La bouillie deep-house qui sort des baffles n’aide pas à la conversation suivie et, comme beaucoup de représentants de la Génération Y, mes camarades d’un soir ont cette manie de suivre vaguement ce que je raconte, vaguement ce qui se passe sur les iPhones et vaguement ce qui sort des multiples fenêtres Facebook sur l’écran télé relié à l’ordinateur. Ça fait beaucoup de vagues, donc de flottements, et il y a des doses massives de ritaline qui se perdent.
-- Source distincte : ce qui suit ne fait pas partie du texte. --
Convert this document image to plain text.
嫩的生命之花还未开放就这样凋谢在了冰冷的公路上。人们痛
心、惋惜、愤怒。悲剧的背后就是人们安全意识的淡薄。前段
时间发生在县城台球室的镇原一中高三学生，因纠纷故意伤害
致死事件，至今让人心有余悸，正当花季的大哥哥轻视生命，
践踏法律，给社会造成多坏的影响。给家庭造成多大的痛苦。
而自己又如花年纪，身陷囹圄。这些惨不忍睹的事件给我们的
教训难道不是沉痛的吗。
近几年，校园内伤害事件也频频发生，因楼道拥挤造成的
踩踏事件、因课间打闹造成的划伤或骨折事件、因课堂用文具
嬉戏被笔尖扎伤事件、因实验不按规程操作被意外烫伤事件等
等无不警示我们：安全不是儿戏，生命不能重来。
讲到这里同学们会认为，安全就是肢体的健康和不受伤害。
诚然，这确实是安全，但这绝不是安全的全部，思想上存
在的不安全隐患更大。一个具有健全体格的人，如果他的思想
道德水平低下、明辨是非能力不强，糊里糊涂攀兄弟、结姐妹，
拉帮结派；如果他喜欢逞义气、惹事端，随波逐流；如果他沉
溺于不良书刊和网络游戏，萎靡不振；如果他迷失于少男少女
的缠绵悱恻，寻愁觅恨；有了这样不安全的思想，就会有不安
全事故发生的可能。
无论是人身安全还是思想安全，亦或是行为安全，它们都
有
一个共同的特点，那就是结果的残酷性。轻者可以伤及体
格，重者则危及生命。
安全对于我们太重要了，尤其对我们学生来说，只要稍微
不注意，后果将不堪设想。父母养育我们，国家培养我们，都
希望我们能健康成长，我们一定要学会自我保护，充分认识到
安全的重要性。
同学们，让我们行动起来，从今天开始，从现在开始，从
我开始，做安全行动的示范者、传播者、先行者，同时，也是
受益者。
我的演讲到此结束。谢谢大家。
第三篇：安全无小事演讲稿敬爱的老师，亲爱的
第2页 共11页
Vu que je critique la musique qui passe, ils me demandent ce que je « kiffe comme son ». Moi qui n’ai des substances illicites qu’une expérience très limitée, j’adore la musique de drogués, la plus extrême possible. Eux qui se défoncent trois nuits par semaine semblent ne pas connaître grand-chose en dehors d’un boumboum aussi inoffensif qu’une chanson de Marc Lavoine. Je leur parle d’acid-house. C’est rétro. En me demandant si je vais à des soirées rétro, on frôle l’incident diplomatique. Est-ce qu’un Blouson Noir s’inscrit aux Croisières Age Tendre & Tête de Bois? Est-ce qu’un punk de l’Agora sort au Nostalgia? Je leur fais le coup du « what happened in Boccaccio stays in Boccaccio » mais ils ne sont pas certains de savoir ce qu’était réellement le Boccaccio. « Une boîte où tu entrais le jeudi soir pour ressortir le lundi matin. » Le Berghain, donc? Oui, mais à Gand. Berlin n’a rien inventé.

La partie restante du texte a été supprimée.